Elektroforese is een "krachtige en goedkope moleculaire scheidingstechniek", zoals verklaard door Dr. William H. Heidcamp, in de Cell Biology Laboratory Manual. Er zijn verschillende redenen voor het uitvoeren van elektroforese, waaronder niet-invasieve binding aan moleculen en visualisatie van molecuulscheiding. Over het algemeen is elektroforese bedoeld om een nauwkeurige manier te bieden voor het analyseren van stoffen, zoals uw bloed en DNA (deoxyribonucleïnezuur), die met conventionele methoden moeilijk te scheiden zijn.
Definitie
Elektroforese is een empirische techniek die wordt gebruikt bij de scheiding van geladen moleculen (positief en negatief) zoals cellen en eiwitten, op basis van hun reactie in elektrische stroom.
Verschillende factoren zijn van invloed op elektroforese, waaronder nettolading, molecuulmassa, buffer en elektroforetische media zoals papier of gel. Bij elektroforese bewegen moleculen naar de tegenovergestelde lading; een eiwit met een positieve nettolading beweegt bijvoorbeeld naar de negatieve kant van het elektroforetische medium. Bovendien bewegen moleculen met een kleinere massa sneller of scheiden ze sneller dan moleculen met een grotere massa.
Geschiedenis
In 1937 ontwikkelde een Zweedse wetenschapper genaamd Arne Tiselius een apparaat voor het meten van de beweging van eiwitmoleculen, genaamd Moving Boundary-apparaat. Dit is een U-vormig apparaat dat een waterig medium gebruikt voor het scheiden van eiwitmoleculen.
In 1940 werd zone-elektroforese geïntroduceerd, die een vast medium (bijv. Gel) gebruikt en kleuring mogelijk maakt voor een betere resolutie of visualisatie van de scheiding van moleculen.
In 1960 werd de capillaire elektroforese ontwikkeld om een veelzijdige elektroforesetechniek te bieden. Dit type elektroforese maakt scheiding van moleculen mogelijk met behulp van waterige en vaste media.
Molecuul binding
Elektroforese, met behulp van mediums, interageert opzettelijk op een niet-invasieve manier met moleculen. Gelmediums binden zich bijvoorbeeld aan eiwitmoleculen zonder de structuur en functie van het eiwit te verstoren. Na binding aan moleculen wordt beweging of scheiding geïnitieerd door elektrische stroom aan te leggen. Verder is het ook mogelijk om de aan het medium gebonden moleculen na elektroforese terug te winnen.

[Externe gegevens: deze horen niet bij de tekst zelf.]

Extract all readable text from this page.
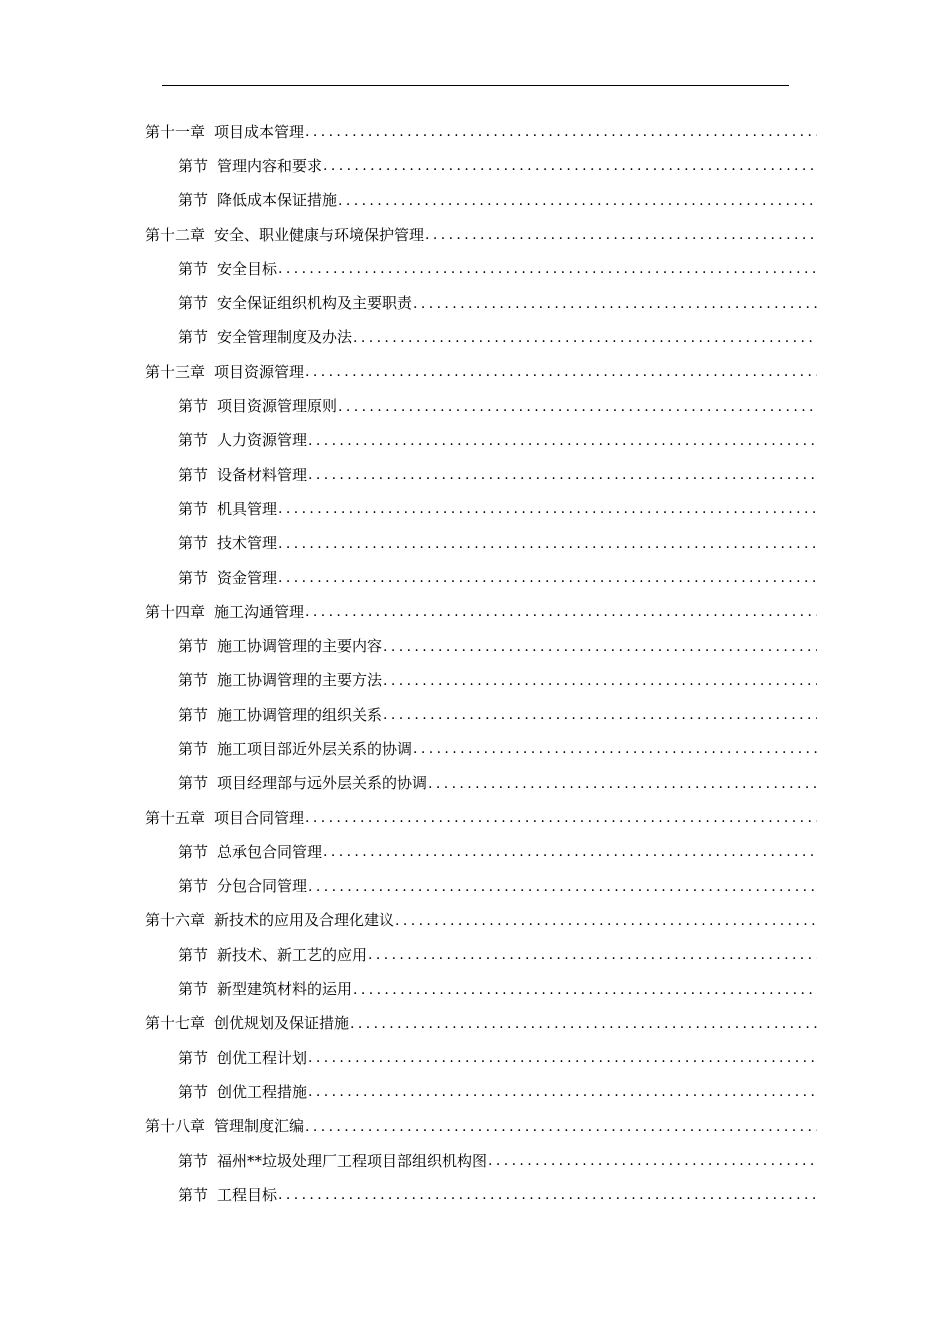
第十一章 项目成本管理
.....
第节 管理内容和要求
.....
第节 降低成本保证措施
.....
第十二章 安全、职业健康与环境保护管理
.....
第节 安全目标
.....
第节 安全保证组织机构及主要职责
.....
第节 安全管理制度及办法
.....
第十三章 项目资源管理
.....
第节 项目资源管理原则
.....
第节 人力资源管理
.....
第节 设备材料管理
.....
第节 机具管理
.....
第节 技术管理
.....
第节 资金管理
.....
第十四章 施工沟通管理
.....
第节 施工协调管理的主要内容
.....
第节 施工协调管理的主要方法
.....
第节 施工协调管理的组织关系
.....
第节 施工项目部近外层关系的协调
.....
第节 项目经理部与远外层关系的协调
.....
第十五章 项目合同管理
.....
第节 总承包合同管理
.....
第节 分包合同管理
.....
第十六章 新技术的应用及合理化建议
.....
第节 新技术、新工艺的应用
.....
第节 新型建筑材料的运用
.....
第十七章 创优规划及保证措施
.....
第节 创优工程计划
.....
第节 创优工程措施
.....
第十八章 管理制度汇编
.....
第节 福州**垃圾处理厂工程项目部组织机构图
.....
第节 工程目标
.....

Scheiding met hoge resolutie
Elektroforese is ontworpen om de scheiding van moleculen zichtbaar te maken. Dit wordt bereikt door verschillende methoden, waaronder kleuring en autoradiografie.
Autoradiografie maakt gebruik van röntgenfilms om de positie van radioactieve moleculen (bijvoorbeeld DNA) na scheiding te visualiseren. Dit type visualisatie is vergelijkbaar met het maken van foto's, waarbij de röntgenfoto is als een cameraflits en de röntgenfilm als de film die wordt gebruikt bij het ontwikkelen van zwart-witfoto's. Bij elektroforese worden foto's van moleculen zoals eiwitten in uw bloed ontwikkeld met behulp van autoradiografie.
Bij kleuring worden kleurstoffen zoals coomassieblauw en amidozwart gemengd met moleculen, voor of na het scheidingsproces. Bijvoorbeeld, het mengen van eiwitten met coomasie-kleurstof voorafgaand aan elektroforese zal gekleurde paden (kleine stippen of lijnen) opleveren die de beweging van eiwit tijdens scheiding laten zien.
Kwantitatieve analyse
Een ander doel van elektroforese is het verkrijgen van kwantitatieve informatie na het visualiseren van de scheiding van moleculen. Om bijvoorbeeld kwantitatieve gegevens te verkrijgen, registreert software voor beeldanalyse (2D- en 3D-renderingsoftware) de resultaten van elektroforese als digitale signalen. Deze signalen vertegenwoordigen de positie van de moleculen voor en na elektroforese en worden vervolgens gebruikt voor kwantitatieve analyse 'in silico' (met behulp van een computer).